India’s export of readymade garments grew significantly in terms of value in January as shipments stuck due to the Red Sea crisis were able to reach their destinations by taking the longer route around the Cape of Good Hope in Africa.
According to data by the Commerce Ministry, exports of ready-to-wear textile products rose 11 per cent to US $ 11.57 billion in January from US $ 10.13 billion in December 2023, although volume data for these shipments was not available on the Ministry’s NIRYAT platform.

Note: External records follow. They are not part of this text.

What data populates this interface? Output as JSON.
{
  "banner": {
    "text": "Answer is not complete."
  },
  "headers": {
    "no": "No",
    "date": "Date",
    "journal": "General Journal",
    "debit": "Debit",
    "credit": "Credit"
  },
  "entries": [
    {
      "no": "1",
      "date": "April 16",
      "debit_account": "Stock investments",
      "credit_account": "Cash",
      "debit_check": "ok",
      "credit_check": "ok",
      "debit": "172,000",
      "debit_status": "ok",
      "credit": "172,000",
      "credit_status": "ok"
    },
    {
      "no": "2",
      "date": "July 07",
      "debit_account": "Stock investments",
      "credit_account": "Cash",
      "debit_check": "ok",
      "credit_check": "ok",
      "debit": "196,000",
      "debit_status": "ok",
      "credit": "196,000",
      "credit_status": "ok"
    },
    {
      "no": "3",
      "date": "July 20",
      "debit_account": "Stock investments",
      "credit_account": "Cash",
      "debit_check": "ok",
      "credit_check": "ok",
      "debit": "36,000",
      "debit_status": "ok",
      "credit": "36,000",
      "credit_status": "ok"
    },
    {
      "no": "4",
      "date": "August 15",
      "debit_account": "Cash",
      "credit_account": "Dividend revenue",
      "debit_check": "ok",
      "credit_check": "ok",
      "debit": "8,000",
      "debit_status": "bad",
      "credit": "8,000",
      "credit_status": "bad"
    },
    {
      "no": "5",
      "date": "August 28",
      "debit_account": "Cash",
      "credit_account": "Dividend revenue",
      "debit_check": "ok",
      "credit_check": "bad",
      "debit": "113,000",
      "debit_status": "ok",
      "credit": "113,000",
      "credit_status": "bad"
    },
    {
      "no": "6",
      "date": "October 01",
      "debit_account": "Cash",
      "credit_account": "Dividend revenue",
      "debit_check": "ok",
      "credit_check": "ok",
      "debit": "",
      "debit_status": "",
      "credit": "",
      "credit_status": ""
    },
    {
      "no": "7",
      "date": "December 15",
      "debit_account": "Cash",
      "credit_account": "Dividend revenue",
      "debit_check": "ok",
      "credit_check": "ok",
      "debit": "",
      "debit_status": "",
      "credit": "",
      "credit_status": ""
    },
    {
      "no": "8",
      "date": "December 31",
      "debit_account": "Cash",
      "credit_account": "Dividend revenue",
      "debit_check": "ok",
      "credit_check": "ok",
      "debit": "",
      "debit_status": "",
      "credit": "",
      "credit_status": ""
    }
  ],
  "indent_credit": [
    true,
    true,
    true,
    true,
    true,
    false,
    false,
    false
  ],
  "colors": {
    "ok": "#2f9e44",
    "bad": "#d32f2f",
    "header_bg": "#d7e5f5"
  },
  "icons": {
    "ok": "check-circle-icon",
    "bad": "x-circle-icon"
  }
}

The total value of textile exports over the first ten months of the current fiscal year, which runs from April 2023 to January 2024, was US $ 27.69 billion, a decrease from US $ 29.41 billion during the same period in 2022–2023.
European countries, primarily Denmark, Germany, the Netherlands, Italy, and Poland, were the primary purchasers of Indian readymade garments (RMG). These nations saw a 19 per cent month-over-month increase, culminating in US $ 4.30 billion in January.
“Red Sea crisis will make things a little more expensive, and it is impacting everybody. India cannot be seen separately. It will also impact exports of Bangladesh, China, and others. Overall, global trade has become more expensive because of the Red Sea crisis,” said Rahul Mehta, president, Clothing Manufacturers Association of India (CMAI).
Rerouting from Africa has resulted in increased shipping costs for Indian goods. The commerce ministry said in a report last month that about 95 per cent of vessels had diverted around the Cape of Good Hope, adding 4,000–6,000 nautical miles and 14–20 days to itineraries.
India’s textile and apparel market is predicted to reach US $ 387.3 billion by 2028, rising at a compound annual growth rate (CAGR) of 14.59 per cent from US $ 172.3 billion in 2022, according to the Indian Brand Equity Foundation (IBEF), an organisation founded by the ministry of commerce and industry.